Grubb & Ellis Apartment REIT offers a monthly distribution of 7.00 percent per annum and, as of April 2, 2008, has made 10 geographically-diverse acquisitions with a total portfolio valued at approximately $251 million.

About Grubb & Ellis
Grubb & Ellis Company (NYSE: GBE), one of the largest and most respected commercial real estate services companies, is the sponsor of Grubb & Ellis Apartment REIT, Inc. With more than 130 owned and affiliate offices worldwide, Grubb & Ellis offers property owners, corporate occupants and investors comprehensive integrated real estate solutions, including transaction, management, consulting and investment advisory services supported by proprietary market research and extensive local market expertise.

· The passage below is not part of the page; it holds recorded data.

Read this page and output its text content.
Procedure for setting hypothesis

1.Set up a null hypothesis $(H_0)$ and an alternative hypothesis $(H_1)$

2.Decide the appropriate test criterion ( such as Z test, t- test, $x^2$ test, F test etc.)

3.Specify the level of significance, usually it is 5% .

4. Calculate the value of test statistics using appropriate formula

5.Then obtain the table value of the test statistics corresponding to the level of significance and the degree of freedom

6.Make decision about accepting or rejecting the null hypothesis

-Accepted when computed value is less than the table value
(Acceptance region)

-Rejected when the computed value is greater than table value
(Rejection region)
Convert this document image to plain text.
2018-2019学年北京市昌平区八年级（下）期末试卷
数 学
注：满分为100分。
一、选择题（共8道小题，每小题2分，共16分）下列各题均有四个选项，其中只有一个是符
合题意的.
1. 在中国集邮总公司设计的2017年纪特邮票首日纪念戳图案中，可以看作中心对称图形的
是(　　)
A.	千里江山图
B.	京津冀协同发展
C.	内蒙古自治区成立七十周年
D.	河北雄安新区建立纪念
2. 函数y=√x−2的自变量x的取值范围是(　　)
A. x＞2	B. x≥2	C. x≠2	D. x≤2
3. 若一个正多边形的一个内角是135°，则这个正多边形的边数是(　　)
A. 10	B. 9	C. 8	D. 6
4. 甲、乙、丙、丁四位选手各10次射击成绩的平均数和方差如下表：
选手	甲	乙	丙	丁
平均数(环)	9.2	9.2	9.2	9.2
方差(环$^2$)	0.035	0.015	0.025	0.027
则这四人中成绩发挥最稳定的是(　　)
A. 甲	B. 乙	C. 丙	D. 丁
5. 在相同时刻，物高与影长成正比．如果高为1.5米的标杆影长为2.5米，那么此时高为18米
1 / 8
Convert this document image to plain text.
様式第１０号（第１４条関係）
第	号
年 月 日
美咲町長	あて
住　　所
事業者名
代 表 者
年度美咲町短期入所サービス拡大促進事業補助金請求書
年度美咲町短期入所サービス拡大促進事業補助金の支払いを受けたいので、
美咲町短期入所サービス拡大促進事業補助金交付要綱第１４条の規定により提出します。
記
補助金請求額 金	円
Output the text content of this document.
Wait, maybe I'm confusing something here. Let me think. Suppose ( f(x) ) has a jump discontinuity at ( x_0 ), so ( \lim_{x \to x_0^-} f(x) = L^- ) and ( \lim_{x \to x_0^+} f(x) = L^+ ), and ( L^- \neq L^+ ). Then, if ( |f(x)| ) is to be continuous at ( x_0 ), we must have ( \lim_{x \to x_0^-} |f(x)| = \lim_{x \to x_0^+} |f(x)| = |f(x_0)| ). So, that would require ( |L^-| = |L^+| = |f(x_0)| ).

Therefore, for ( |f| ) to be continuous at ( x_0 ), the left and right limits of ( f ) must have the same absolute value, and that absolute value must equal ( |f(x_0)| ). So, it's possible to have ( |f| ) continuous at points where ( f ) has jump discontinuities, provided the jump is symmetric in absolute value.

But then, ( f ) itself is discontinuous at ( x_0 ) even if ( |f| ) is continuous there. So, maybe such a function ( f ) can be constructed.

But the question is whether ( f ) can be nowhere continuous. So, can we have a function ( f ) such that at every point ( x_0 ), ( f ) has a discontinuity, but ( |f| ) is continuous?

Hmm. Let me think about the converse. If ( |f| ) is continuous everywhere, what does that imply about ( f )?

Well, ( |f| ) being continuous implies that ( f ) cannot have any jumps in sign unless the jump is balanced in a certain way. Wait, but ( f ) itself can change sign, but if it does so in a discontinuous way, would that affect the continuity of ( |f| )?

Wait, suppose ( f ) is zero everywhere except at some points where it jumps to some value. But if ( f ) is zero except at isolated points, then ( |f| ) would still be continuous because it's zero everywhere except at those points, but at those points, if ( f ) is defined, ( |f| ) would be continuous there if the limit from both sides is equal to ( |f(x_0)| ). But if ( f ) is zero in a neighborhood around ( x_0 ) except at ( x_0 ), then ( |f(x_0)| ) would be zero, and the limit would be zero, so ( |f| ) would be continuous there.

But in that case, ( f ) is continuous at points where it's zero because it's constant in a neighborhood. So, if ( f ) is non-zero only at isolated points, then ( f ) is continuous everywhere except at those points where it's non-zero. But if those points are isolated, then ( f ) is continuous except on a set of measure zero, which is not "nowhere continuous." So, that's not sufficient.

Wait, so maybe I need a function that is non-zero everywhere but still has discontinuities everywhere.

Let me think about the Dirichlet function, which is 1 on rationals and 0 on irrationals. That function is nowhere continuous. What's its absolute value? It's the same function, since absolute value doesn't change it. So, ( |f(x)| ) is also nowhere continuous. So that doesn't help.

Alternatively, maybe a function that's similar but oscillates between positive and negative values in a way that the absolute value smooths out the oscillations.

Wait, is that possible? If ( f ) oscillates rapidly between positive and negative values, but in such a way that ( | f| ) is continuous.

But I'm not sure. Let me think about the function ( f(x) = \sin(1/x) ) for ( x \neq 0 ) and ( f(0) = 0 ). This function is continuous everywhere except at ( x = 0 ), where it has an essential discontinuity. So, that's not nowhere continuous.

Grubb & Ellis and its subsidiaries are leading sponsors of real estate investment programs that provide individuals and institutions the opportunity to invest in a broad range of real estate investment vehicles, including tax-deferred 1031 tenant-in-common (TIC) exchanges, public non-traded real estate investment trusts (REITs) and real estate investment funds. As of December 31, 2007, nearly $3 billion in investor equity has been raised for these investment programs. The company and its subsidiaries currently manage a growing portfolio of more than 216 million square feet of real estate. In 2007, Grubb & Ellis was selected from among 15,000 vendors as Microsoft Corporation’s Vendor of the Year.  For more information regarding Grubb & Ellis Company, please visit www.grubb-ellis.com.

FORWARD-LOOKING LANGUAGE

This press release contains certain forward-looking statements with respect to the importance that the property adds to the Grubb & Ellis Apartment REIT portfolio, and the enhancement of stockholder value. Forward-looking statements are statements that are not descriptions of historical facts and include statements regarding management’s intentions, beliefs, expectations, plans or predictions of the future, within the meaning of Section 27A of the Securities Act of 1933, as amended, and Section 21E of the Securities Exchange Act of 1934, as amended. Because such statements include risks, uncertainties and contingencies, actual results may differ materially from those expressed or implied by such forward-looking statements. These risks, uncertainties and contingencies include, but are not limited to, the following: uncertainties relating to changes in general economic and real estate conditions; uncertainties relating to the economy and demand for healthcare related services of the greater Cedar Park and Austin, Texas area; the strengths and financial condition of Arboleda Apartments; the uncertainties relating to the implementation of our real estate investment strategy; and other risk factors as outlined in the company’s prospectus, as amended from time to time, and as detailed from time to time in our periodic reports, as filed with the Securities and Exchange Commission.